Few if any of Northamptonshire’s cricketing trips to Wales have produced such a gripping contest as the 1965 fixture at the old Arms Park ground in Cardiff. County Championship decider?

It could easily have been. Both Keith Andrew’s side and Glamorgan under Ossie Wheatley were in contention for the title heading into August so the stage was set for a serious tussle.

It was, though, a match for the red ball purist rather than the lover of crash-bang-wallop. The hosts claimed a slender three-run advantage on first innings and Northamptonshire then collapsed to 32 for six in their second knock.

A rearguard action by Jim Watts and Brian Crump left Glamorgan needing 139 for victory – before Crump (the ‘insidious seamer’ according to Neville Cardus) went to work with the ball, picking up four wickets plus a run-out to help dismiss Wheatley’s men for 120.

Northamptonshire were victorious by 18 runs with Crump returning the extraordinary match figures of eight wickets for 142 from 76 overs of honest toil. No wonder ‘The Atomic Pill’ was carried from the field by his team-mates! In the event it didn’t quite earn Northamptonshire the pennant but the effort certainly couldn’t be faulted. And Crump was at it again in the same city just two years later.

The first Championship match staged at the new Sophia Gardens ground saw the Staffordshire man and Ray Bailey make history by bowling unchanged through both innings to secure another Northamptonshire win. The Welsh air has suited some of the County’s all-time greats – not least off-spinner Vallance Jupp who, in 1925, demolished Glamorgan at Swansea with 7-34 (including a hat-trick) in the first innings and 8-18 in the second.

Even for one of the most outstanding all-rounders in the club’s history it was steady going. Hall-of-Famer Fred Bakewell stroked 257 – also at St Helen’s – in 1933, then a County individual record, while Wayne Larkins helped himself to 252 at Cardiff in 1983.

The 242-run partnership between ‘Ned’ and Allan Lamb set up an almost certain victory, only for rain to wash out the final day’s play and let Glamorgan off the hook. Our visit to Cowbridge in 1931 (the first Championship match played there) was an odd affair.

Both teams declared with 51 on the board after rain – but ‘making a game of it’ backfired on Northamptonshire who were then skittled for 59 in their second innings and lost.

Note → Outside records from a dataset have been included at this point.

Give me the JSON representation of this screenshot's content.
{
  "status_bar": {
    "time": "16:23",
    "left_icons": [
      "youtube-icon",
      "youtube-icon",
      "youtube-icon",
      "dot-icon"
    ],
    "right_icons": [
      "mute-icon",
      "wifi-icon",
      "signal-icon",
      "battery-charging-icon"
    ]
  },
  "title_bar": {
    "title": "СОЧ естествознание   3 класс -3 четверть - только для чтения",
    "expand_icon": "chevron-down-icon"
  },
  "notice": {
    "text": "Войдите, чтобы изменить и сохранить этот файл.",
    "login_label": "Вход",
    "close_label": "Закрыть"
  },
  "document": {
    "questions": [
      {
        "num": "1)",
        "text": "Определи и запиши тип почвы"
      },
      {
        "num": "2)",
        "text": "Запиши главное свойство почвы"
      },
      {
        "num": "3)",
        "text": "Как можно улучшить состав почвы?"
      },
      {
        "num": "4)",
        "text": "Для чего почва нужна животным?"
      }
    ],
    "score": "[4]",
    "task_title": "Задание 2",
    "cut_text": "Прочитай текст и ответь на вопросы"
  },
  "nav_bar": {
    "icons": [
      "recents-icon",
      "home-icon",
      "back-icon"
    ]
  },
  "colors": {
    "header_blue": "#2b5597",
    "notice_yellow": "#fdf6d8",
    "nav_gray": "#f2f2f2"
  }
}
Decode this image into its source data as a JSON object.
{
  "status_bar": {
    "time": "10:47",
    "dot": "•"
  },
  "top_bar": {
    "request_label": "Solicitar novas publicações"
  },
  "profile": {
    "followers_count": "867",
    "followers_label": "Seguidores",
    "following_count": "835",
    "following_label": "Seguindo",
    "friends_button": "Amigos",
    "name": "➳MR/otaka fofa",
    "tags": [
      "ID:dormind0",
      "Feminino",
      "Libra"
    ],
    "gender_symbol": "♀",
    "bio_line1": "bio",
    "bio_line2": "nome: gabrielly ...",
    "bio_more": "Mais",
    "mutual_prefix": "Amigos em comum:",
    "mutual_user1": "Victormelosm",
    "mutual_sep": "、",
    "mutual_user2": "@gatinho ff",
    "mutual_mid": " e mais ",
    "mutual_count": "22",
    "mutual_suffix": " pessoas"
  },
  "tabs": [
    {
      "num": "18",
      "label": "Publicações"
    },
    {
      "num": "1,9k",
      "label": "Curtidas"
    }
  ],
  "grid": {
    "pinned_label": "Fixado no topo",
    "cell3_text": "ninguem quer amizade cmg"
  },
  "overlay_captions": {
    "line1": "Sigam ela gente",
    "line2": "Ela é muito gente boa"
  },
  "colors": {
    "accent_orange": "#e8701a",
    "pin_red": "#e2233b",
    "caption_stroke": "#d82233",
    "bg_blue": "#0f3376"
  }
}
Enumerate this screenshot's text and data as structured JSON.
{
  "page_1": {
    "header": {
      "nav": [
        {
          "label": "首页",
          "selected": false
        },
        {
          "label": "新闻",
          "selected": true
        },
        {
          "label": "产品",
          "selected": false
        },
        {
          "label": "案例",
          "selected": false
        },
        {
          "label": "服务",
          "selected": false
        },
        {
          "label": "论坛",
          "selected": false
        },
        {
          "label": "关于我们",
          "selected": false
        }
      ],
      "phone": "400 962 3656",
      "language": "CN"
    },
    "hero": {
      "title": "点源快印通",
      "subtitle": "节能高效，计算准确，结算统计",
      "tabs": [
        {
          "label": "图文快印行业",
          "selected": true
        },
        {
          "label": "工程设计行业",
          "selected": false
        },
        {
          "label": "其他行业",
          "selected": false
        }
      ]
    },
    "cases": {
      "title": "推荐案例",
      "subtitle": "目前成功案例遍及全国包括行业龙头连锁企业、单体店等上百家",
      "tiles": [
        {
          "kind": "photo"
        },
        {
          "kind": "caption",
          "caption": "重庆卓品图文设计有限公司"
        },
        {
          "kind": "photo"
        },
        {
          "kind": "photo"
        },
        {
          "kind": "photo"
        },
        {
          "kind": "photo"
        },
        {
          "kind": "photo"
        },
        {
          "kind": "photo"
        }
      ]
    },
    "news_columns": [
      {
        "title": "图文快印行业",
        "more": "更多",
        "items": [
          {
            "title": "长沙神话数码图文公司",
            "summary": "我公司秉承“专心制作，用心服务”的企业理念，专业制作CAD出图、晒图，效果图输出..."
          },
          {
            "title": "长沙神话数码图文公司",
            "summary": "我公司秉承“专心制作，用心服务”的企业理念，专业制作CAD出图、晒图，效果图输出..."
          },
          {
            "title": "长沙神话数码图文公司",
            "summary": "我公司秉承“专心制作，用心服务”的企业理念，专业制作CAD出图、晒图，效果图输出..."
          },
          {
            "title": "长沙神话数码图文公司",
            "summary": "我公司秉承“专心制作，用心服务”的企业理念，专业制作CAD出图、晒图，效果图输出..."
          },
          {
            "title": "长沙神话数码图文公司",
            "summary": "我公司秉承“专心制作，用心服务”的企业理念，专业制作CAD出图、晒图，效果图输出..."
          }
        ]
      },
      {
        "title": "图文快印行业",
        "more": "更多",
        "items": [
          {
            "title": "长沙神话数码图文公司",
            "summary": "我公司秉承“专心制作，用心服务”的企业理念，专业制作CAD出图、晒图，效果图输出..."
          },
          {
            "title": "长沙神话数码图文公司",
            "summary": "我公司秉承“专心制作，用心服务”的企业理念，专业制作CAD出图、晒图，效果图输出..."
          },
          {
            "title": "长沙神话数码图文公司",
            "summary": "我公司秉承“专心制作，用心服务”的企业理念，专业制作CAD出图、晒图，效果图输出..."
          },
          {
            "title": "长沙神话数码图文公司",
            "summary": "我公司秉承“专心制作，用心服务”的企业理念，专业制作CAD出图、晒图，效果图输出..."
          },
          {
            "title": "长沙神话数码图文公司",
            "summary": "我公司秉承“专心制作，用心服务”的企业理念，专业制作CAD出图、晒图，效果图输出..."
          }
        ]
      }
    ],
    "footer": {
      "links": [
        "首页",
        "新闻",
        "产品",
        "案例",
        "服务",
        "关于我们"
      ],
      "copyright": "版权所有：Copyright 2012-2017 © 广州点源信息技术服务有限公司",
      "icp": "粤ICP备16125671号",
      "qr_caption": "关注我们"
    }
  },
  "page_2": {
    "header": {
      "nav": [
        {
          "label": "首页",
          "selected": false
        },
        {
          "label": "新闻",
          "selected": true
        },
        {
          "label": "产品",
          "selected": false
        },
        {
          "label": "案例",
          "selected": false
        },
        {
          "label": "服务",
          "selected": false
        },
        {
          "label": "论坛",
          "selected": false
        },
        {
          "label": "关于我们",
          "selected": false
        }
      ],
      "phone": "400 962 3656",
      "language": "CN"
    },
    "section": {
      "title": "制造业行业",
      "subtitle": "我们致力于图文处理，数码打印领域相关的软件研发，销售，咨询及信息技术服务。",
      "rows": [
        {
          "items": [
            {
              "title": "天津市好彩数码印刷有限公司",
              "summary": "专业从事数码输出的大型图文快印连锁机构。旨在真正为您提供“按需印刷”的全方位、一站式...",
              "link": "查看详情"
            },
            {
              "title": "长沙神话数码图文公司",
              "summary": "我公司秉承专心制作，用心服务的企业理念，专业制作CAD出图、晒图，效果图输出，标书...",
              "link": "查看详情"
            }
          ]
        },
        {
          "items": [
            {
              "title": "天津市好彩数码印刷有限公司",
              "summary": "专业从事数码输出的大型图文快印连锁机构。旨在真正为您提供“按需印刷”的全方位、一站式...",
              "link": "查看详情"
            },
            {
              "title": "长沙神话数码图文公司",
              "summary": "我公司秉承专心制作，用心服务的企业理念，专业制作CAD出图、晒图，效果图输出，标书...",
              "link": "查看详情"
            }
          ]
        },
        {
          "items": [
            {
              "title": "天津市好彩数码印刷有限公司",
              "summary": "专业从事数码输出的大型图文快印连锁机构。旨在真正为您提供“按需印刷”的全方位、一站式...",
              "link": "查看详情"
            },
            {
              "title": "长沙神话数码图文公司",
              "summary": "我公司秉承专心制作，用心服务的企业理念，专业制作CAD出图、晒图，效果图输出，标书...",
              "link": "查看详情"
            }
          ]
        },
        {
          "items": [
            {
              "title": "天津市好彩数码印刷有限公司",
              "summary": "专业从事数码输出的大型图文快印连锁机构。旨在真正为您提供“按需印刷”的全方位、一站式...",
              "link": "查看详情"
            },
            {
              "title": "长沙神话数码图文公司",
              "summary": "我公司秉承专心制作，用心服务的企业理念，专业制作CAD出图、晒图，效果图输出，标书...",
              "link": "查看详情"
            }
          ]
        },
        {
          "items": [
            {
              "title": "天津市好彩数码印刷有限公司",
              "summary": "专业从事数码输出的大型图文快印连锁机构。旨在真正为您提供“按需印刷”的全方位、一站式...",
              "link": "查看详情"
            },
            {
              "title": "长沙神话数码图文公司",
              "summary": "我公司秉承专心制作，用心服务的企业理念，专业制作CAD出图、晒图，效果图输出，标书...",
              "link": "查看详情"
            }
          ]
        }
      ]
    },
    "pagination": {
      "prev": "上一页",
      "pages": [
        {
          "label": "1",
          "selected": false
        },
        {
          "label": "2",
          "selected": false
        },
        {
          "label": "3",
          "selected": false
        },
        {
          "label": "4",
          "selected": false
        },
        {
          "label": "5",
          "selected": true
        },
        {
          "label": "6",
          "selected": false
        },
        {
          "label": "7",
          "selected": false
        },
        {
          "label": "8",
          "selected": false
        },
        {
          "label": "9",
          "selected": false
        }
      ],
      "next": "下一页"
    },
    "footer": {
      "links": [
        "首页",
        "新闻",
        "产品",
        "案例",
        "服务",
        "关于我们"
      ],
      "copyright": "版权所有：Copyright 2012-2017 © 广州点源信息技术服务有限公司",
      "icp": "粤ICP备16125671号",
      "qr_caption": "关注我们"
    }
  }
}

More recently, the great Curtly (now Sir Curtly) Ambrose and the Pride of Finedon, Andy Roberts, both made their Northamptonshire debuts at Swansea in 1989.

The good news ended there unfortunately as the County crumbled to 60 all out – not much better than Cowbridge – to lose by 244 runs. But centuries from current batting coach David Sales and Niall O’Brien laid the foundations for an innings win in 2008, and Ben Sanderson’s seven-wicket haul settled the issue in our favour – also at Swansea – three years ago.

NORTHAMPTONSHIRE V GLAMORGAN –

FIRST-CLASS RECORD PLAYED: 146

WON BY NORTHAMPTONSHIRE: 49

WON BY GLAMORGAN: 41

DRAWN: 56

ABANDONED: 3

LAST TIME OUT…

Sri Lankan leggie Seekkuge Prasanna claimed four second-innings wickets as Northamptonshire won by 233 runs in Cardiff last June. Ben Duckett’s knock of 133 was another highlight while Australian Test batsman Usman Khawaja reached three figures for the hosts.